Some ideas have an interesting means for captivation: bridging synaptic gaps to offer the briefest — yet most powerful — visions of a reality yet unmanifested, but seemingly possible. In this honeymoon state, we face and interact with the idea in its purest form — yet unadulterated by the realities of the world as it is. If sufficiently powerful, an idea will eventually demand action from the idealist, after which point the imagined ideal retreats at precisely the rate of the action taken towards its fruition. What eventually comes to manifest is a movable frontier falling somewhere between the imagined ideal and the world’s pre-idea absence. Though imperceptible to all but the idealist, the honeymoon phase is of infinite value; often coming to serve as the sole driving force behind the ongoing slog towards fruition. A honeymoon is best not rushed nor disregarded, but embodied and appreciated for its temporary bliss, and potential power.

With all that, I would say that Danny W. and I had an exceptional honeymoon. Through the exploration and conceptualization of our shared idea, we nagivated spaces yet unimagined; taking time to form the skeletal structure of a new ideal before jumping into action. At the end of this honeymoon; at the intersection of ideal and action, we found a brutally simple, unmistakably powerful mission: feed people food

Those three words provide the barest of bones behind the idea that has been stoking a fire within Danny W. and me for weeks now. Though obviously simple, the idea’s true beauty arises from its nuance and complexity. See, Danny and I don’t just want to feed people food; we want to serve free food to people for free. We want to take that which is inherently valuable (food) but presently valueless (market leftovers; damaged and unsellable produce), and turn it into something beneficial for our community (delicious, free meals). The honeymoon vision told us it can be done. And why not?

But still, the beauty lies within the detail. We want these meals to be free, and open to all, but with a promotional focus on the food insecure and most vulnerable within our community. And we imagine dignity and empowerment at the point of service. See, the term I’ve been stuck with in early conversations is “soup kitchen,” but that does little justice: conjuring notions of the “us” serving the “them” in settings often dehumanizing; offering dignifying only to those who serve, while stripping dignity from the served. Our idea is an aesthetic space, in which greeters welcome the guests at the door, usher them to a tableclothed, candlelit table, and allow them to look at a menu prior to service. The meals will include numerous entree options and dessert, and consist of the finest free ingredients our community can offer; including a heavy focus on fresh, seasonal vegetables and homestyle dishes.
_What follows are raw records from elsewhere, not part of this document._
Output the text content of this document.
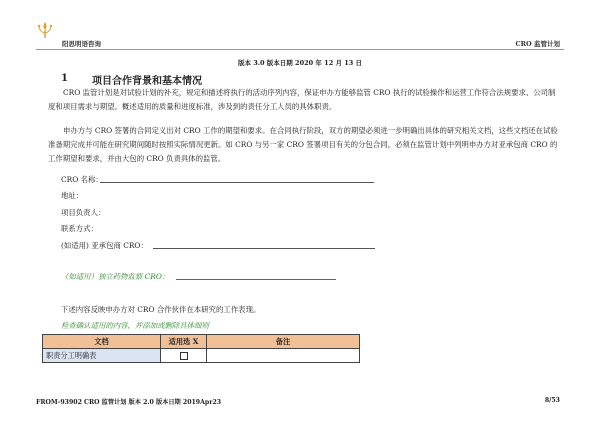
阳思明语咨询	CRO 监管计划
版本 3.0 版本日期 2020 年 12 月 13 日
1 项目合作背景和基本情况
CRO 监管计划是对试验计划的补充，规定和描述将执行的活动序列内容，保证申办方能够监管 CRO 执行的试验操作和运营工作符合法规要求、公司制度和项目需求与期望。概述适用的质量和进度标准，涉及到的责任分工人员的具体职责。
申办方与 CRO 签署的合同定义出对 CRO 工作的期望和要求。在合同执行阶段，双方的期望必须进一步明确出具体的研究相关文档，这些文档还在试验准备期完成并可能在研究期间随时按照实际情况更新。如 CRO 与另一家 CRO 签署项目有关的分包合同，必须在监管计划中列明申办方对亚承包商 CRO 的工作期望和要求，并由大包的 CRO 负责具体的监管。
CRO 名称：
地址：
项目负责人：
联系方式：
(如适用) 亚承包商 CRO：
（如适用）独立药物监察 CRO：
下述内容反映申办方对 CRO 合作伙伴在本研究的工作表现。
检查确认适用的内容，并添加或删除具体细则
文档	适用选 X	备注
职责分工明确表		
FROM-93902 CRO 监管计划 版本 2.0 版本日期 2019Apr23	8/53
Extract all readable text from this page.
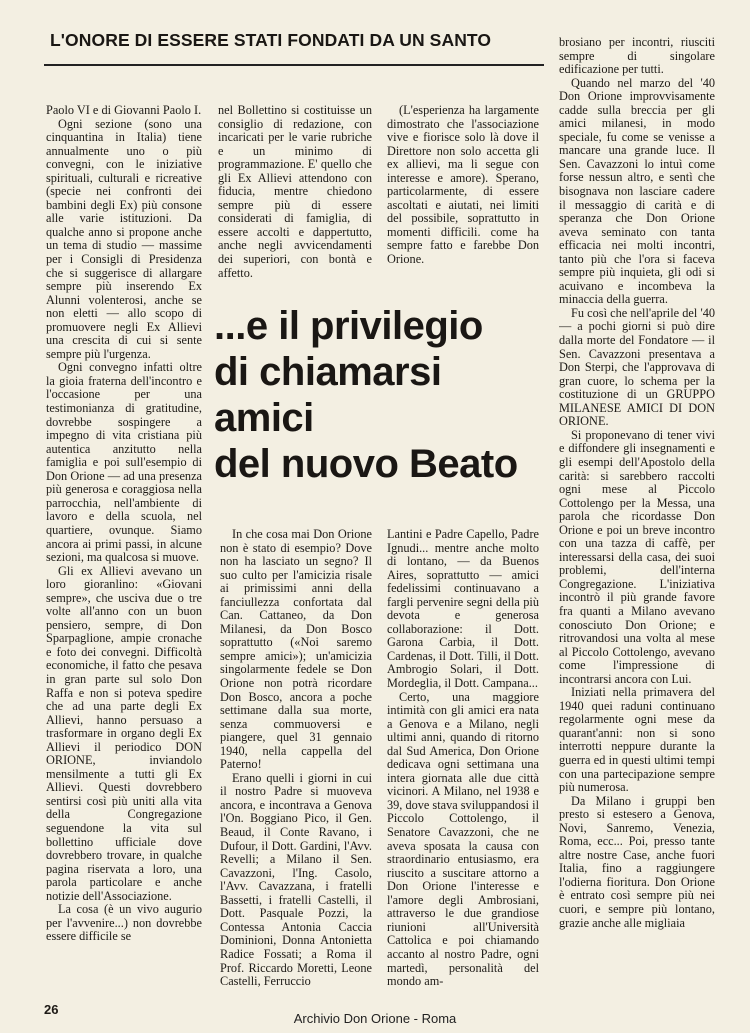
L'ONORE DI ESSERE STATI FONDATI DA UN SANTO

Paolo VI e di Giovanni Paolo I.

Ogni sezione (sono una cinquantina in Italia) tiene annualmente uno o più convegni, con le iniziative spirituali, culturali e ricreative (specie nei confronti dei bambini degli Ex) più consone alle varie istituzioni. Da qualche anno si propone anche un tema di studio — massime per i Consigli di Presidenza che si suggerisce di allargare sempre più inserendo Ex Alunni volenterosi, anche se non eletti — allo scopo di promuovere negli Ex Allievi una crescita di cui si sente sempre più l'urgenza.

Ogni convegno infatti oltre la gioia fraterna dell'incontro e l'occasione per una testimonianza di gratitudine, dovrebbe sospingere a impegno di vita cristiana più autentica anzitutto nella famiglia e poi sull'esempio di Don Orione — ad una presenza più generosa e coraggiosa nella parrocchia, nell'ambiente di lavoro e della scuola, nel quartiere, ovunque. Siamo ancora ai primi passi, in alcune sezioni, ma qualcosa si muove.

Gli ex Allievi avevano un loro gioranlino: «Giovani sempre», che usciva due o tre volte all'anno con un buon pensiero, sempre, di Don Sparpaglione, ampie cronache e foto dei convegni. Difficoltà economiche, il fatto che pesava in gran parte sul solo Don Raffa e non si poteva spedire che ad una parte degli Ex Allievi, hanno persuaso a trasformare in organo degli Ex Allievi il periodico DON ORIONE, inviandolo mensilmente a tutti gli Ex Allievi. Questi dovrebbero sentirsi così più uniti alla vita della Congregazione seguendone la vita sul bollettino ufficiale dove dovrebbero trovare, in qualche pagina riservata a loro, una parola particolare e anche notizie dell'Associazione.

La cosa (è un vivo augurio per l'avvenire...) non dovrebbe essere difficile se

nel Bollettino si costituisse un consiglio di redazione, con incaricati per le varie rubriche e un minimo di programmazione. E' quello che gli Ex Allievi attendono con fiducia, mentre chiedono sempre più di essere considerati di famiglia, di essere accolti e dappertutto, anche negli avvicendamenti dei superiori, con bontà e affetto.

(L'esperienza ha largamente dimostrato che l'associazione vive e fiorisce solo là dove il Direttore non solo accetta gli ex allievi, ma li segue con interesse e amore). Sperano, particolarmente, di essere ascoltati e aiutati, nei limiti del possibile, soprattutto in momenti difficili. come ha sempre fatto e farebbe Don Orione.

...e il privilegio
di chiamarsi
amici
del nuovo Beato

In che cosa mai Don Orione non è stato di esempio? Dove non ha lasciato un segno? Il suo culto per l'amicizia risale ai primissimi anni della fanciullezza confortata dal Can. Cattaneo, da Don Milanesi, da Don Bosco soprattutto («Noi saremo sempre amici»); un'amicizia singolarmente fedele se Don Orione non potrà ricordare Don Bosco, ancora a poche settimane dalla sua morte, senza commuoversi e piangere, quel 31 gennaio 1940, nella cappella del Paterno!

Erano quelli i giorni in cui il nostro Padre si muoveva ancora, e incontrava a Genova l'On. Boggiano Pico, il Gen. Beaud, il Conte Ravano, i Dufour, il Dott. Gardini, l'Avv. Revelli; a Milano il Sen. Cavazzoni, l'Ing. Casolo, l'Avv. Cavazzana, i fratelli Bassetti, i fratelli Castelli, il Dott. Pasquale Pozzi, la Contessa Antonia Caccia Dominioni, Donna Antonietta Radice Fossati; a Roma il Prof. Riccardo Moretti, Leone Castelli, Ferruccio

Lantini e Padre Capello, Padre Ignudi... mentre anche molto di lontano, — da Buenos Aires, soprattutto — amici fedelissimi continuavano a fargli pervenire segni della più devota e generosa collaborazione: il Dott. Garona Carbia, il Dott. Cardenas, il Dott. Tilli, il Dott. Ambrogio Solari, il Dott. Mordeglia, il Dott. Campana...

Certo, una maggiore intimità con gli amici era nata a Genova e a Milano, negli ultimi anni, quando di ritorno dal Sud America, Don Orione dedicava ogni settimana una intera giornata alle due città vicinori. A Milano, nel 1938 e 39, dove stava sviluppandosi il Piccolo Cottolengo, il Senatore Cavazzoni, che ne aveva sposata la causa con straordinario entusiasmo, era riuscito a suscitare attorno a Don Orione l'interesse e l'amore degli Ambrosiani, attraverso le due grandiose riunioni all'Università Cattolica e poi chiamando accanto al nostro Padre, ogni martedì, personalità del mondo am-

brosiano per incontri, riusciti sempre di singolare edificazione per tutti.

Quando nel marzo del '40 Don Orione improvvisamente cadde sulla breccia per gli amici milanesi, in modo speciale, fu come se venisse a mancare una grande luce. Il Sen. Cavazzoni lo intuì come forse nessun altro, e sentì che bisognava non lasciare cadere il messaggio di carità e di speranza che Don Orione aveva seminato con tanta efficacia nei molti incontri, tanto più che l'ora si faceva sempre più inquieta, gli odi si acuivano e incombeva la minaccia della guerra.

Fu così che nell'aprile del '40 — a pochi giorni si può dire dalla morte del Fondatore — il Sen. Cavazzoni presentava a Don Sterpi, che l'approvava di gran cuore, lo schema per la costituzione di un GRUPPO MILANESE AMICI DI DON ORIONE.

Si proponevano di tener vivi e diffondere gli insegnamenti e gli esempi dell'Apostolo della carità: si sarebbero raccolti ogni mese al Piccolo Cottolengo per la Messa, una parola che ricordasse Don Orione e poi un breve incontro con una tazza di caffè, per interessarsi della casa, dei suoi problemi, dell'interna Congregazione. L'iniziativa incontrò il più grande favore fra quanti a Milano avevano conosciuto Don Orione; e ritrovandosi una volta al mese al Piccolo Cottolengo, avevano come l'impressione di incontrarsi ancora con Lui.

Iniziati nella primavera del 1940 quei raduni continuano regolarmente ogni mese da quarant'anni: non si sono interrotti neppure durante la guerra ed in questi ultimi tempi con una partecipazione sempre più numerosa.

Da Milano i gruppi ben presto si estesero a Genova, Novi, Sanremo, Venezia, Roma, ecc... Poi, presso tante altre nostre Case, anche fuori Italia, fino a raggiungere l'odierna fioritura. Don Orione è entrato così sempre più nei cuori, e sempre più lontano, grazie anche alle migliaia

26
Archivio Don Orione - Roma
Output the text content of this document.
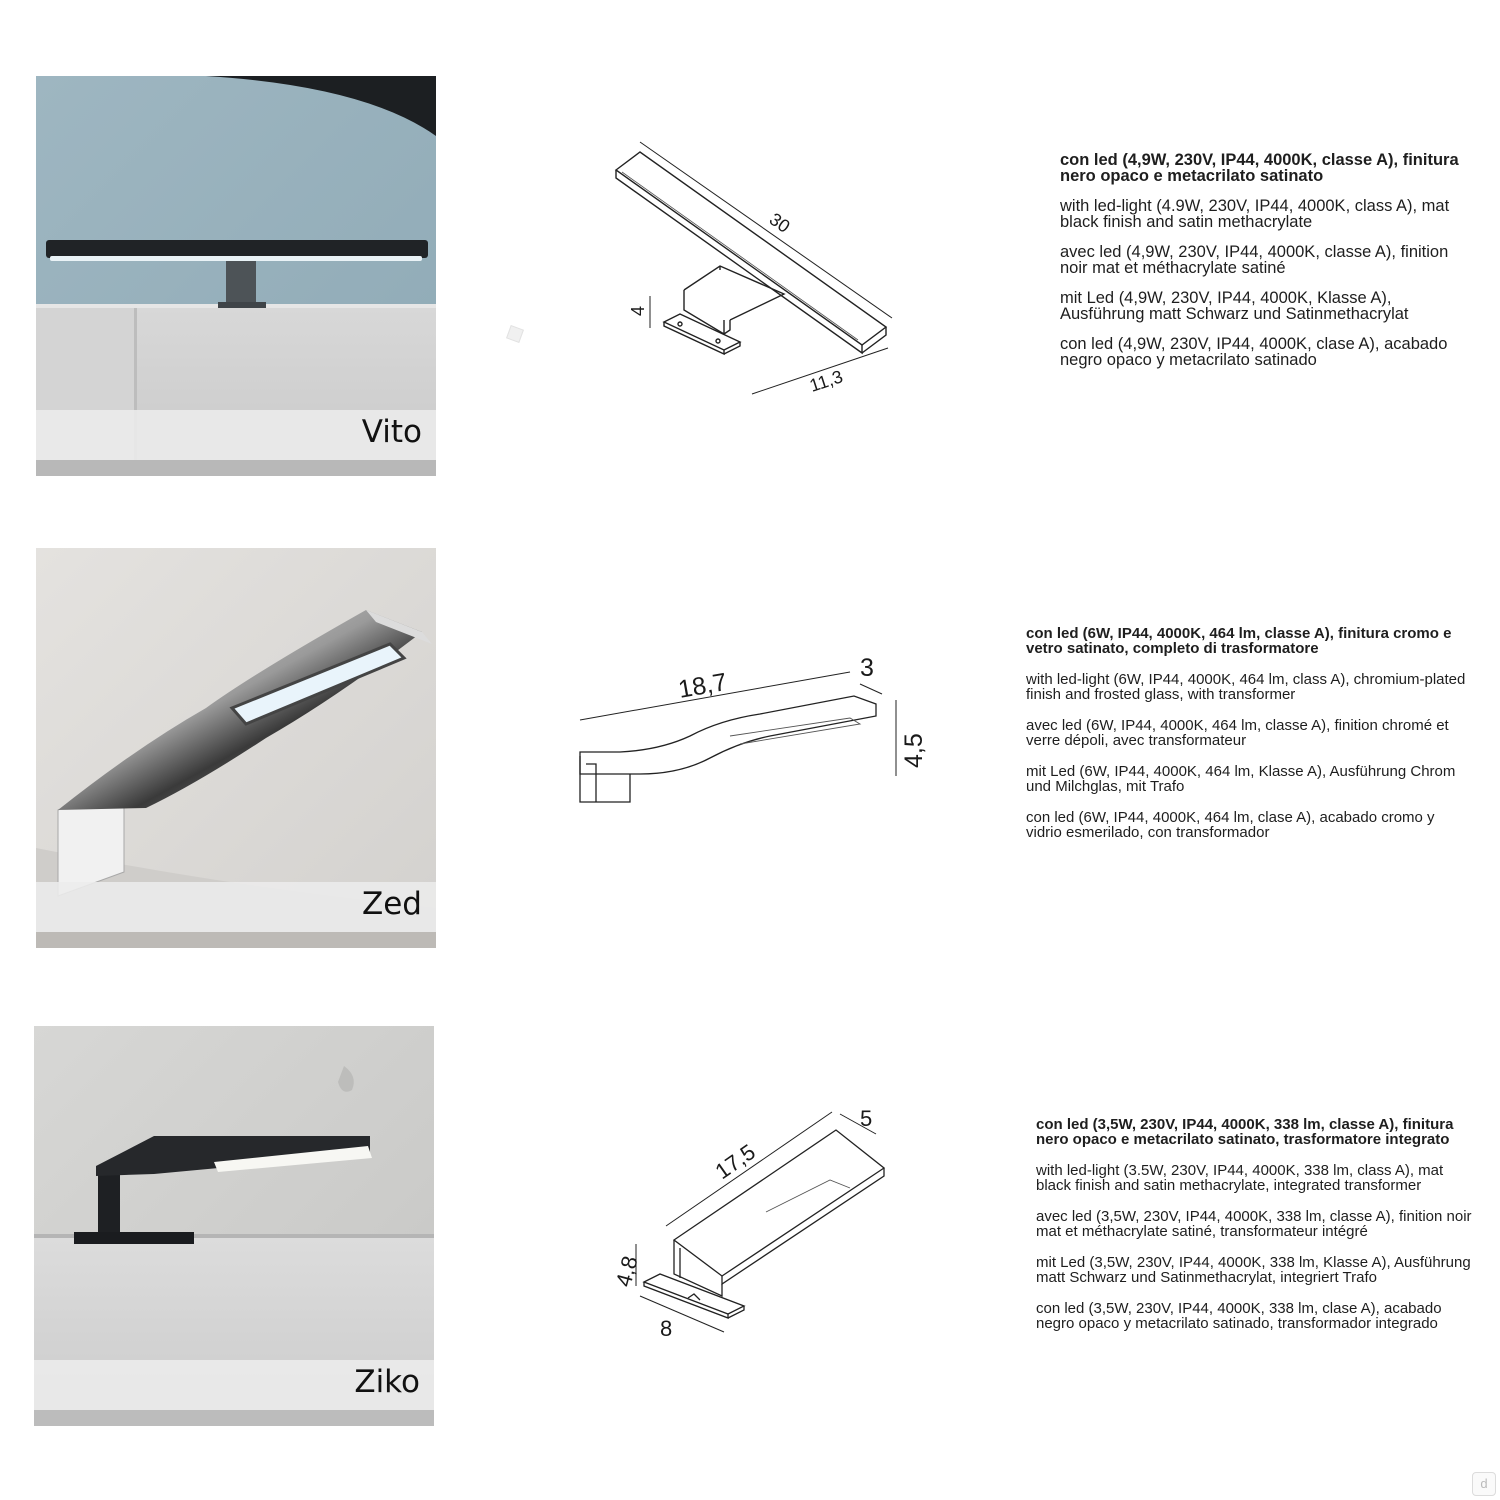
Vito
30
4
11,3

con led (4,9W, 230V, IP44, 4000K, classe A), finitura nero opaco e metacrilato satinato

with led-light (4.9W, 230V, IP44, 4000K, class A), mat black finish and satin methacrylate

avec led (4,9W, 230V, IP44, 4000K, classe A), finition noir mat et méthacrylate satiné

mit Led (4,9W, 230V, IP44, 4000K, Klasse A), Ausführung matt Schwarz und Satinmethacrylat

con led (4,9W, 230V, IP44, 4000K, clase A), acabado negro opaco y metacrilato satinado

Zed
18,7	3
4,5

con led (6W, IP44, 4000K, 464 lm, classe A), finitura cromo e vetro satinato, completo di trasformatore

with led-light (6W, IP44, 4000K, 464 lm, class A), chromium-plated finish and frosted glass, with transformer

avec led (6W, IP44, 4000K, 464 lm, classe A), finition chromé et verre dépoli, avec transformateur

mit Led (6W, IP44, 4000K, 464 lm, Klasse A), Ausführung Chrom und Milchglas, mit Trafo

con led (6W, IP44, 4000K, 464 lm, clase A), acabado cromo y vidrio esmerilado, con transformador

Ziko
17,5
5
4,8
8

con led (3,5W, 230V, IP44, 4000K, 338 lm, classe A), finitura nero opaco e metacrilato satinato, trasformatore integrato

with led-light (3.5W, 230V, IP44, 4000K, 338 lm, class A), mat black finish and satin methacrylate, integrated transformer

avec led (3,5W, 230V, IP44, 4000K, 338 lm, classe A), finition noir mat et méthacrylate satiné, transformateur intégré

mit Led (3,5W, 230V, IP44, 4000K, 338 lm, Klasse A), Ausführung matt Schwarz und Satinmethacrylat, integriert Trafo

con led (3,5W, 230V, IP44, 4000K, 338 lm, clase A), acabado negro opaco y metacrilato satinado, transformador integrado

d
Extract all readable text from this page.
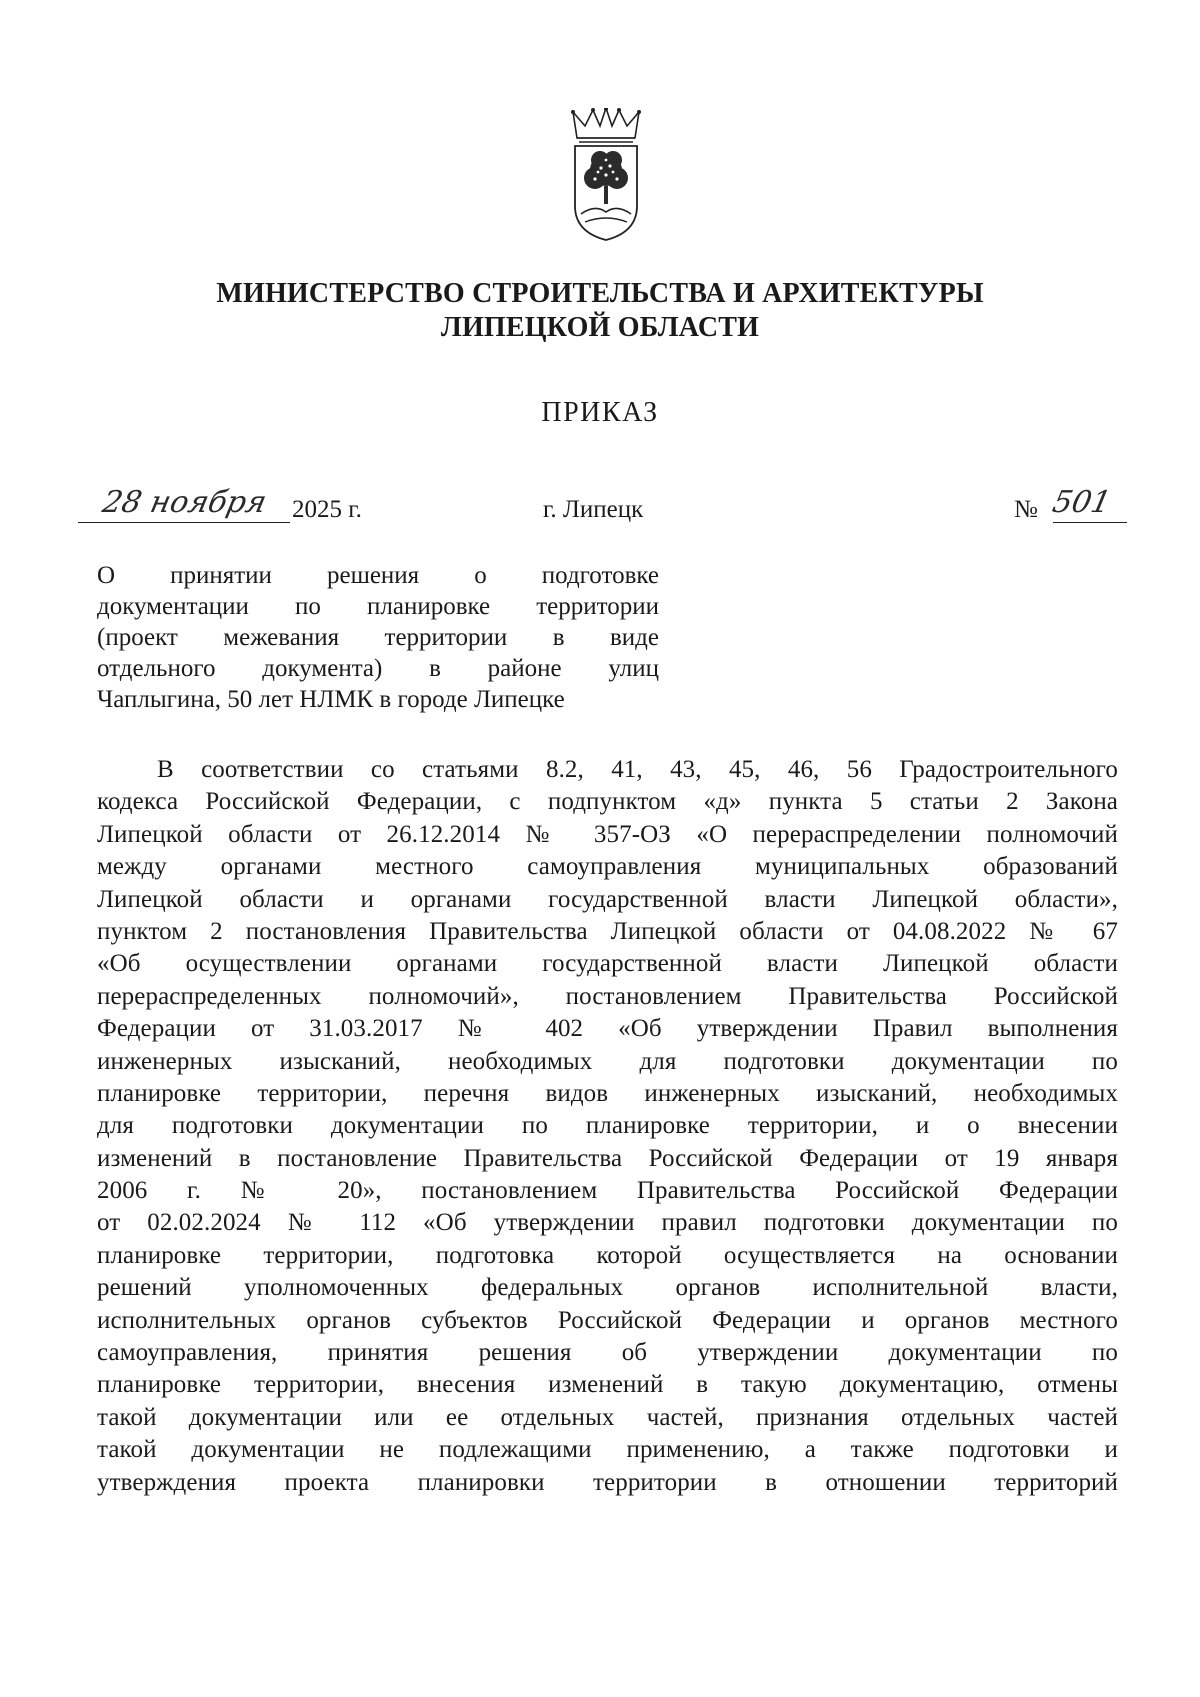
МИНИСТЕРСТВО СТРОИТЕЛЬСТВА И АРХИТЕКТУРЫ
ЛИПЕЦКОЙ ОБЛАСТИ
ПРИКАЗ
28 ноября 2025 г.	г. Липецк	№ 501
О принятии решения о подготовке
документации по планировке территории
(проект межевания территории в виде
отдельного документа) в районе улиц
Чаплыгина, 50 лет НЛМК в городе Липецке
В соответствии со статьями 8.2, 41, 43, 45, 46, 56 Градостроительного
кодекса Российской Федерации, с подпунктом «д» пункта 5 статьи 2 Закона
Липецкой области от 26.12.2014 № 357-ОЗ «О перераспределении полномочий
между органами местного самоуправления муниципальных образований
Липецкой области и органами государственной власти Липецкой области»,
пунктом 2 постановления Правительства Липецкой области от 04.08.2022 № 67
«Об осуществлении органами государственной власти Липецкой области
перераспределенных полномочий», постановлением Правительства Российской
Федерации от 31.03.2017 № 402 «Об утверждении Правил выполнения
инженерных изысканий, необходимых для подготовки документации по
планировке территории, перечня видов инженерных изысканий, необходимых
для подготовки документации по планировке территории, и о внесении
изменений в постановление Правительства Российской Федерации от 19 января
2006 г. № 20», постановлением Правительства Российской Федерации
от 02.02.2024 № 112 «Об утверждении правил подготовки документации по
планировке территории, подготовка которой осуществляется на основании
решений уполномоченных федеральных органов исполнительной власти,
исполнительных органов субъектов Российской Федерации и органов местного
самоуправления, принятия решения об утверждении документации по
планировке территории, внесения изменений в такую документацию, отмены
такой документации или ее отдельных частей, признания отдельных частей
такой документации не подлежащими применению, а также подготовки и
утверждения проекта планировки территории в отношении территорий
Beneath the surface layer of feeding people food, however, the true value of the idea comes from a different dimension altogether: community. See, as this meal will be open to all community members, and the guests will be welcomed to sit pre-meal, and post-meal in advance of dessert, conversational space will be opened to friends and strangers alike. Thus, different factions of our community can come together, share a meal, and learn about each other at no cost to anyone, besides a bit of time. And maybe, just maybe, a certain proportion of our guests will be moved to service, and seek positions helping out at meals in the future, breaking down the barriers between the “us” serving the “them.”

So, that’s the short version of our honeymoon flush. Having reached enough shared meaning and vision, we’ve got to work. Feeding people food requires actually getting the food, which requires logistical conversations with farmers, and lots and lots of preservation. Cooking requires a kitchen, and serving requires a dining room, so the search for an adequate space is in full force. All this cooking and service requires some manpower, so volunteer recruitment is picking up. But I really, really believe that it can be done. I think we can do it once; and I think we can do it again. I think we can create something which does not presently exist, based on no existing structure but for the one in our minds during the all-powerful honeymoon.